Определенно, в его жизни началась черная полоса. Он поспешил навстречу итальянским гостям, честно пытаясь изобразить радость на лице. На тот пожарный случай, если мафия уже выслала свой ночной дозор. Просто увиделись родные люди!
Приблизившись, он обнял их обоих за плечи и прошипел яростно:
– В какую сумасшедшую голову пришло так замаскироваться? Улыбаемся и за мной след в след.

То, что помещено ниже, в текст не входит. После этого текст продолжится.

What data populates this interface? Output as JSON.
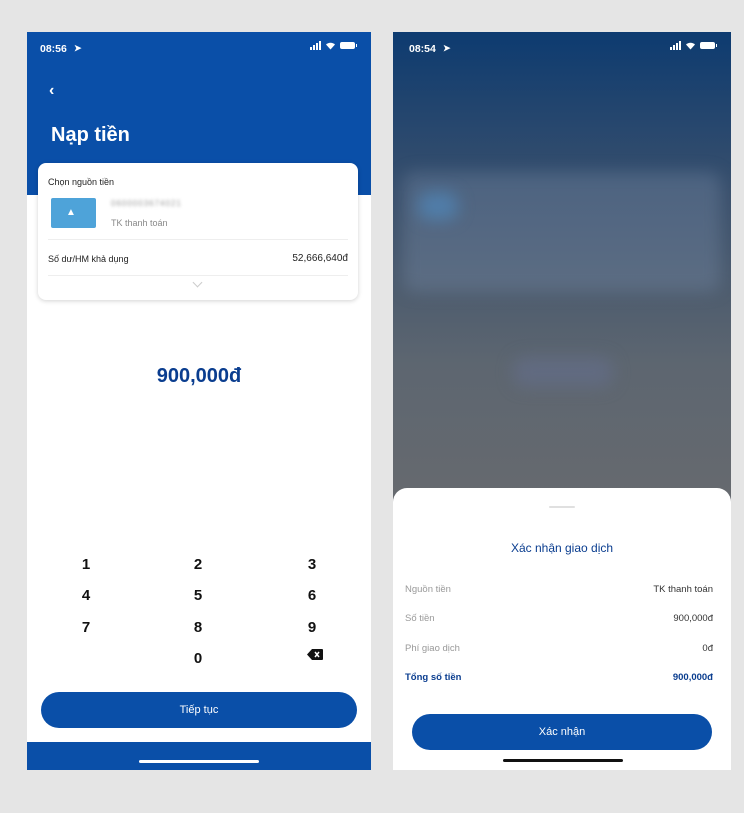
{
  "left_screen": {
    "status_time": "08:56",
    "title": "Nạp tiền",
    "source_card": {
      "label": "Chọn nguồn tiền",
      "account_number_masked": "0600003674021",
      "account_type": "TK thanh toán",
      "balance_label": "Số dư/HM khả dụng",
      "balance_value": "52,666,640đ"
    },
    "amount": "900,000đ",
    "keypad": {
      "k1": "1",
      "k2": "2",
      "k3": "3",
      "k4": "4",
      "k5": "5",
      "k6": "6",
      "k7": "7",
      "k8": "8",
      "k9": "9",
      "k0": "0"
    },
    "continue_label": "Tiếp tục"
  },
  "right_screen": {
    "status_time": "08:54",
    "sheet_title": "Xác nhận giao dịch",
    "rows": [
      {
        "label": "Nguồn tiền",
        "value": "TK thanh toán"
      },
      {
        "label": "Số tiền",
        "value": "900,000đ"
      },
      {
        "label": "Phí giao dịch",
        "value": "0đ"
      },
      {
        "label": "Tổng số tiền",
        "value": "900,000đ"
      }
    ],
    "confirm_label": "Xác nhận"
  },
  "colors": {
    "brand_blue": "#0a4fa8",
    "title_blue": "#0a3d8f",
    "background": "#e5e5e5"
  },
  "icons": [
    "back-chevron-icon",
    "location-arrow-icon",
    "signal-icon",
    "wifi-icon",
    "battery-icon",
    "card-thumbnail-icon",
    "chevron-down-icon",
    "backspace-icon"
  ]
}
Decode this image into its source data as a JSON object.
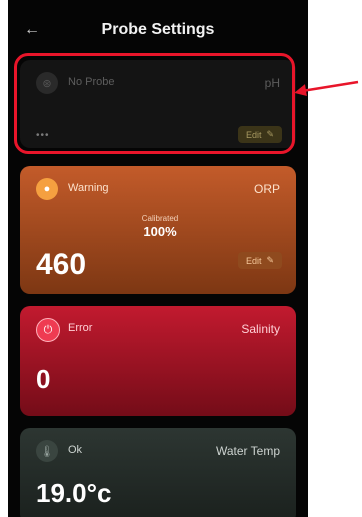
{
  "header": {
    "back_icon": "←",
    "title": "Probe Settings"
  },
  "probes": [
    {
      "status": "No Probe",
      "type": "pH",
      "value_dots": "•••",
      "subtext": "",
      "edit_label": "Edit",
      "icon": "probe-icon"
    },
    {
      "status": "Warning",
      "type": "ORP",
      "cal_label": "Calibrated",
      "cal_value": "100%",
      "value": "460",
      "subtext": "",
      "edit_label": "Edit",
      "icon": "warning-icon"
    },
    {
      "status": "Error",
      "type": "Salinity",
      "value": "0",
      "subtext": "",
      "icon": "error-icon"
    },
    {
      "status": "Ok",
      "type": "Water Temp",
      "value": "19.0°c",
      "subtext": "",
      "icon": "temperature-icon"
    }
  ],
  "colors": {
    "highlight": "#e8152a",
    "warning": "#c35b2a",
    "error": "#c21a2f",
    "ok": "#2d3632"
  }
}
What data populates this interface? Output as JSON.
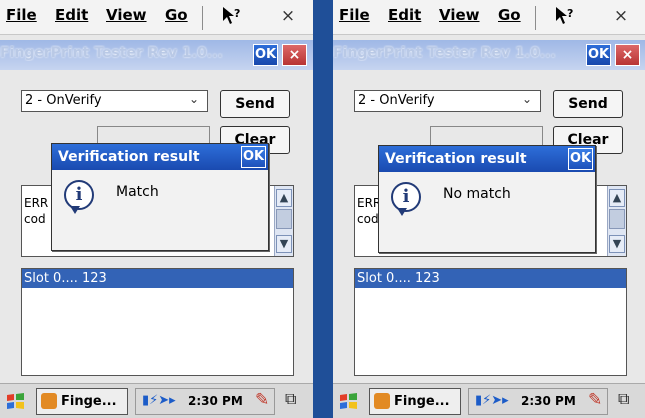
{
  "screens": [
    {
      "menu": {
        "file": "File",
        "edit": "Edit",
        "view": "View",
        "go": "Go",
        "help_icon": "help-icon",
        "close_glyph": "×"
      },
      "titlebar": {
        "title": "FingerPrint Tester Rev 1.0...",
        "ok_label": "OK",
        "close_label": "×"
      },
      "command_select": {
        "value": "2 - OnVerify",
        "arrow": "⌄"
      },
      "send_label": "Send",
      "clear_label": "Clear",
      "log": {
        "line1": "ERR",
        "line2": "cod"
      },
      "list": {
        "selected": "Slot 0.... 123"
      },
      "dialog": {
        "title": "Verification result",
        "ok_label": "OK",
        "message": "Match"
      },
      "taskbar": {
        "app_label": "Finge...",
        "time": "2:30 PM"
      }
    },
    {
      "menu": {
        "file": "File",
        "edit": "Edit",
        "view": "View",
        "go": "Go",
        "help_icon": "help-icon",
        "close_glyph": "×"
      },
      "titlebar": {
        "title": "FingerPrint Tester Rev 1.0...",
        "ok_label": "OK",
        "close_label": "×"
      },
      "command_select": {
        "value": "2 - OnVerify",
        "arrow": "⌄"
      },
      "send_label": "Send",
      "clear_label": "Clear",
      "log": {
        "line1": "ERR",
        "line2": "cod"
      },
      "list": {
        "selected": "Slot 0.... 123"
      },
      "dialog": {
        "title": "Verification result",
        "ok_label": "OK",
        "message": "No match"
      },
      "taskbar": {
        "app_label": "Finge...",
        "time": "2:30 PM"
      }
    }
  ],
  "colors": {
    "accent": "#1a4ab0",
    "background": "#2a58a0",
    "selection": "#3363b6"
  }
}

Вычислив самого алчного таксиста, который мог быть засланным казачком прибывших примерно на одну тысячную процента, он его и зафрахтовал.
Усадив парочку на заднее сиденье, Глеб едва не забыл указать направление. Вид барышни его ошарашил. Длинная серая юбка в складку, бесформенный коричневый свитер, серая косынка на голове, повязанная на манер банданы, и огромные очки, похоже без диоптрий. Ну конечно, вот точно никто не обратил бы внимания на такую серую мышку, которая ни разу не выделялась из толпы своей несуразностью.
– Мы приехали! – неожиданно сказал Штольцев водителю, когда они подъезжали к торговому центру.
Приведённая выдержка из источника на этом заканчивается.